What do Superheroes do for dates?
I’m not a shipper but I do love a good ship. Yes, the pairing of Superman-Wonder Woman runs counter to the generally held meta cannon of Superman-Lois Lane and Wonder Woman-Steve Trevor, but this isn’t exactly a new pairing. It also doesn’t suddenly make those past meta relationships meaningless.
From the angle Charles Soule is taking, Superman-Wonder Woman is actually a rather interesting pairing given their distance from humanity. This opens up for perhaps some interesting ruminations on the nature of the superhero identity and relationships from two of DC comics most powerful characters. This is visually nicely realized by artist Tony Daniel and colorist Tomeu Morey. Together they create a clean aesthetic for the book, even as Superman and Wonder Woman battle a giant storm and monsters.
I am always impressed by efficient use of space when telling a narrative. Comic books as a medium are able to juxtapose and fold time and space in ways film and television cannot. Generally film and television are able to express simultaneous or nonlinear elements through editing by cutting back and forth in time/space, but normally not within the same frame. As bad as it was in the end 24 digital framing of things like phone calls was both novel and revolutionary, unifying people across time in single frame. While comics are read in linear fashion, the page and frames within that page can act as temporally disjointed units. This is beautifully realized on the final splash page, in the form of a triptych, before the final page (reading this digitally page numbers/count can be a bit different).
This triptych page and the folding of time and space had been building throughout the issue, with Soule jumping across space from the very start. We begin in media res with Superman and Wonder Woman battling the strange storm. After a couple of pages, we jump back to “earlier” for both a scene with Cat Grant and elsewhere, before jumping to that exact same moment in time in London where Wonder Woman is sparring with Hessia. Once again, reading digitally offers a different experience; every page becomes a page turn. In the case of this issue it helps to mechanically reinforce the fluid (and perhaps disjointed) nature of time as I as reader travel thousands of miles with the tap of a finger. The triptych is the final evolution of the nonlinearity in “Power Couple”, fusing together the dialog and silhouette of Superman-Wonder Woman in the past (on the balcony in London) with a bloody Wonder Woman in the present. Time and Space have folded onto one another, creating juxtaposition and irony with their hope for the future only to be confronted with Doomsday in the present. Much credit is due to Tony Daniel’s placement of these past frames as a means of guiding the reader’s eye through a busy page.
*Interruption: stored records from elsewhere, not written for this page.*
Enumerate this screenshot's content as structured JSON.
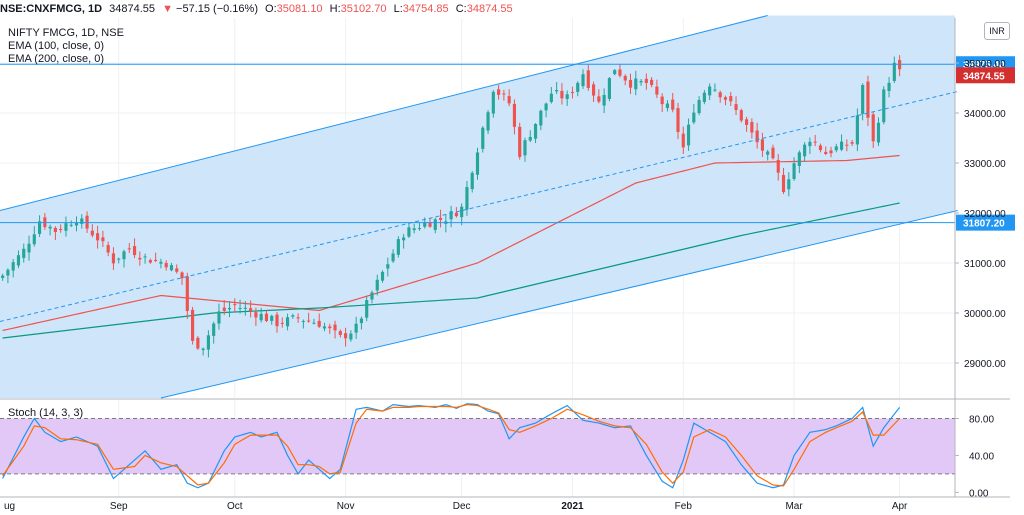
{
  "header": {
    "symbol": "NSE:CNXFMCG, 1D",
    "last": "34874.55",
    "arrow": "▼",
    "change": "−57.15 (−0.16%)",
    "o_label": "O:",
    "o": "35081.10",
    "h_label": "H:",
    "h": "35102.70",
    "l_label": "L:",
    "l": "34754.85",
    "c_label": "C:",
    "c": "34874.55"
  },
  "legend": {
    "title": "NIFTY FMCG, 1D, NSE",
    "ema100": "EMA (100, close, 0)",
    "ema200": "EMA (200, close, 0)",
    "stoch": "Stoch (14, 3, 3)"
  },
  "currency": "INR",
  "colors": {
    "up": "#26a69a",
    "down": "#ef5350",
    "channel_fill": "#cfe6fa",
    "channel_line": "#2196f3",
    "ema100": "#ef5350",
    "ema200": "#089981",
    "stoch_k": "#2196f3",
    "stoch_d": "#ff6d00",
    "stoch_band": "#e1c8f7",
    "last_price_bg": "#d32f2f",
    "hline_bg": "#2196f3"
  },
  "chart_data": [
    {
      "type": "candlestick",
      "title": "NIFTY FMCG, 1D, NSE",
      "ylim": [
        28300,
        35900
      ],
      "y_ticks": [
        "35000.00",
        "34000.00",
        "33000.00",
        "32000.00",
        "31000.00",
        "30000.00",
        "29000.00"
      ],
      "y_tick_values": [
        35000,
        34000,
        33000,
        32000,
        31000,
        30000,
        29000
      ],
      "x_ticks": [
        "ug",
        "Sep",
        "Oct",
        "Nov",
        "Dec",
        "2021",
        "Feb",
        "Mar",
        "Apr"
      ],
      "x_tick_index": [
        0,
        22,
        44,
        65,
        87,
        108,
        129,
        150,
        170
      ],
      "horizontal_levels": [
        {
          "value": 34975.4,
          "label": "34975.40"
        },
        {
          "value": 31807.2,
          "label": "31807.20"
        }
      ],
      "last_price": {
        "value": 34874.55,
        "label": "34874.55"
      },
      "close_anchors": [
        [
          0,
          30750
        ],
        [
          4,
          31250
        ],
        [
          7,
          31850
        ],
        [
          10,
          31650
        ],
        [
          14,
          31900
        ],
        [
          18,
          31500
        ],
        [
          21,
          31050
        ],
        [
          24,
          31300
        ],
        [
          27,
          31100
        ],
        [
          31,
          31000
        ],
        [
          34,
          30700
        ],
        [
          36,
          29400
        ],
        [
          38,
          29350
        ],
        [
          41,
          30000
        ],
        [
          44,
          30150
        ],
        [
          48,
          30000
        ],
        [
          52,
          29800
        ],
        [
          56,
          29900
        ],
        [
          60,
          29800
        ],
        [
          64,
          29500
        ],
        [
          67,
          29700
        ],
        [
          70,
          30400
        ],
        [
          73,
          31000
        ],
        [
          76,
          31600
        ],
        [
          80,
          31800
        ],
        [
          84,
          31900
        ],
        [
          87,
          32100
        ],
        [
          90,
          33300
        ],
        [
          93,
          34500
        ],
        [
          96,
          34200
        ],
        [
          98,
          33200
        ],
        [
          101,
          33800
        ],
        [
          104,
          34400
        ],
        [
          107,
          34300
        ],
        [
          110,
          34800
        ],
        [
          113,
          34200
        ],
        [
          116,
          34900
        ],
        [
          119,
          34600
        ],
        [
          122,
          34600
        ],
        [
          125,
          34200
        ],
        [
          127,
          34000
        ],
        [
          129,
          33300
        ],
        [
          131,
          34100
        ],
        [
          134,
          34600
        ],
        [
          137,
          34300
        ],
        [
          140,
          33900
        ],
        [
          143,
          33400
        ],
        [
          146,
          33000
        ],
        [
          148,
          32500
        ],
        [
          150,
          33000
        ],
        [
          153,
          33500
        ],
        [
          156,
          33200
        ],
        [
          158,
          33300
        ],
        [
          161,
          33400
        ],
        [
          163,
          34500
        ],
        [
          165,
          33400
        ],
        [
          167,
          34400
        ],
        [
          169,
          34950
        ],
        [
          170,
          34874.55
        ]
      ],
      "ema100": [
        [
          0,
          29650
        ],
        [
          30,
          30350
        ],
        [
          60,
          30050
        ],
        [
          90,
          31000
        ],
        [
          120,
          32600
        ],
        [
          135,
          33000
        ],
        [
          160,
          33050
        ],
        [
          170,
          33150
        ]
      ],
      "ema200": [
        [
          0,
          29500
        ],
        [
          40,
          30000
        ],
        [
          60,
          30100
        ],
        [
          90,
          30300
        ],
        [
          120,
          31050
        ],
        [
          140,
          31550
        ],
        [
          170,
          32200
        ]
      ],
      "channel": {
        "upper": [
          [
            -0.5,
            32050
          ],
          [
            145,
            35950
          ]
        ],
        "lower": [
          [
            30,
            28300
          ],
          [
            181,
            32050
          ]
        ],
        "mid": [
          [
            -0.5,
            29830
          ],
          [
            181,
            34430
          ]
        ]
      }
    },
    {
      "type": "line",
      "title": "Stoch (14, 3, 3)",
      "ylim": [
        -5,
        100
      ],
      "y_ticks": [
        "80.00",
        "40.00",
        "0.00"
      ],
      "y_tick_values": [
        80,
        40,
        0
      ],
      "band": [
        20,
        80
      ],
      "series": [
        {
          "key": "k",
          "values": [
            [
              0,
              15
            ],
            [
              4,
              60
            ],
            [
              6,
              80
            ],
            [
              8,
              65
            ],
            [
              11,
              55
            ],
            [
              14,
              60
            ],
            [
              18,
              50
            ],
            [
              21,
              15
            ],
            [
              25,
              35
            ],
            [
              27,
              45
            ],
            [
              30,
              25
            ],
            [
              33,
              30
            ],
            [
              35,
              10
            ],
            [
              37,
              5
            ],
            [
              39,
              10
            ],
            [
              42,
              45
            ],
            [
              44,
              60
            ],
            [
              47,
              65
            ],
            [
              49,
              60
            ],
            [
              52,
              65
            ],
            [
              54,
              40
            ],
            [
              56,
              20
            ],
            [
              58,
              35
            ],
            [
              60,
              25
            ],
            [
              62,
              15
            ],
            [
              64,
              25
            ],
            [
              67,
              90
            ],
            [
              69,
              92
            ],
            [
              72,
              88
            ],
            [
              74,
              95
            ],
            [
              77,
              93
            ],
            [
              79,
              94
            ],
            [
              82,
              92
            ],
            [
              84,
              95
            ],
            [
              86,
              91
            ],
            [
              88,
              96
            ],
            [
              90,
              95
            ],
            [
              92,
              88
            ],
            [
              94,
              85
            ],
            [
              96,
              58
            ],
            [
              98,
              70
            ],
            [
              101,
              75
            ],
            [
              104,
              85
            ],
            [
              107,
              94
            ],
            [
              110,
              78
            ],
            [
              113,
              75
            ],
            [
              116,
              70
            ],
            [
              119,
              72
            ],
            [
              122,
              40
            ],
            [
              125,
              12
            ],
            [
              127,
              5
            ],
            [
              129,
              35
            ],
            [
              131,
              75
            ],
            [
              134,
              65
            ],
            [
              137,
              55
            ],
            [
              140,
              30
            ],
            [
              143,
              10
            ],
            [
              146,
              5
            ],
            [
              148,
              8
            ],
            [
              150,
              40
            ],
            [
              153,
              65
            ],
            [
              156,
              68
            ],
            [
              158,
              72
            ],
            [
              161,
              80
            ],
            [
              163,
              92
            ],
            [
              165,
              50
            ],
            [
              167,
              70
            ],
            [
              170,
              92
            ]
          ]
        },
        {
          "key": "d",
          "values": [
            [
              0,
              18
            ],
            [
              4,
              50
            ],
            [
              6,
              72
            ],
            [
              8,
              70
            ],
            [
              11,
              58
            ],
            [
              14,
              57
            ],
            [
              18,
              52
            ],
            [
              21,
              25
            ],
            [
              25,
              28
            ],
            [
              27,
              40
            ],
            [
              30,
              32
            ],
            [
              33,
              28
            ],
            [
              35,
              18
            ],
            [
              37,
              8
            ],
            [
              39,
              10
            ],
            [
              42,
              32
            ],
            [
              44,
              52
            ],
            [
              47,
              62
            ],
            [
              49,
              62
            ],
            [
              52,
              62
            ],
            [
              54,
              50
            ],
            [
              56,
              30
            ],
            [
              58,
              30
            ],
            [
              60,
              28
            ],
            [
              62,
              20
            ],
            [
              64,
              22
            ],
            [
              67,
              75
            ],
            [
              69,
              90
            ],
            [
              72,
              88
            ],
            [
              74,
              92
            ],
            [
              77,
              92
            ],
            [
              79,
              93
            ],
            [
              82,
              93
            ],
            [
              84,
              93
            ],
            [
              86,
              92
            ],
            [
              88,
              95
            ],
            [
              90,
              94
            ],
            [
              92,
              90
            ],
            [
              94,
              86
            ],
            [
              96,
              68
            ],
            [
              98,
              65
            ],
            [
              101,
              72
            ],
            [
              104,
              80
            ],
            [
              107,
              90
            ],
            [
              110,
              84
            ],
            [
              113,
              77
            ],
            [
              116,
              72
            ],
            [
              119,
              70
            ],
            [
              122,
              52
            ],
            [
              125,
              22
            ],
            [
              127,
              10
            ],
            [
              129,
              22
            ],
            [
              131,
              60
            ],
            [
              134,
              68
            ],
            [
              137,
              60
            ],
            [
              140,
              40
            ],
            [
              143,
              18
            ],
            [
              146,
              8
            ],
            [
              148,
              7
            ],
            [
              150,
              25
            ],
            [
              153,
              55
            ],
            [
              156,
              65
            ],
            [
              158,
              70
            ],
            [
              161,
              77
            ],
            [
              163,
              87
            ],
            [
              165,
              62
            ],
            [
              167,
              62
            ],
            [
              170,
              80
            ]
          ]
        }
      ]
    }
  ]
}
Using Doomsday in the first issue is defiantly a statement. Now my understanding of New52 continuity isn’t the best, I’d always thought it more akin to post-Infinite Crisis with timelines/earths fused. But with how muddled the actual timeline was at the start I’m not sure. Is this the first appearance of Doomsday or did he actually kill Superman? Either way it is an effective reveal due to the reader’s extra textual knowledge of what Doomsday means. Ending on a single page of a bloodied Wonder Woman certainly gets the point across to the uninitiated.
Bill, played by David Caradine, in Kill Bill Vol 2 uses the nature of superhero identity to make point to his former lover, Beatrix Kiddo previously known simply as The Bride. Batman is really Bruce Wayne. Spider-Man is Peter Parker. In order to become the Dark Knight or spectacular web slinger they must put on a costume. This is not the case for Superman, he was always Superman he must become Clark Kent, a human. The same holds true for Wonder Woman, Diana Prince, she is and always will be an Amazonian (or demigod) she has to put on a costume to pass as human.
Of course these two identities are not totally binary and segregated from one another, like the nature of time in the book they bleed together. In their date in London they are in their identities of Clark Kent and Diana Prince, talking about Superman and Wonder Woman. My comics knowledge isn’t the best in this sector but the treatment of superheroes as celebrities seems like a very post-modern thing to do. It adds a further wrinkle the negotiation between Clark-Diana and Superman-Wonder Woman identities; they are in some ways also public figures. “We give them everything. This is ours, at least for now.” Clark tells Diana. Part of Clark’s want to keep their relationship a secret isn’t just fear for how the world would react but because it’s theirs and relationships are personal matters not public. But where is the private-public line drawn for superheroes?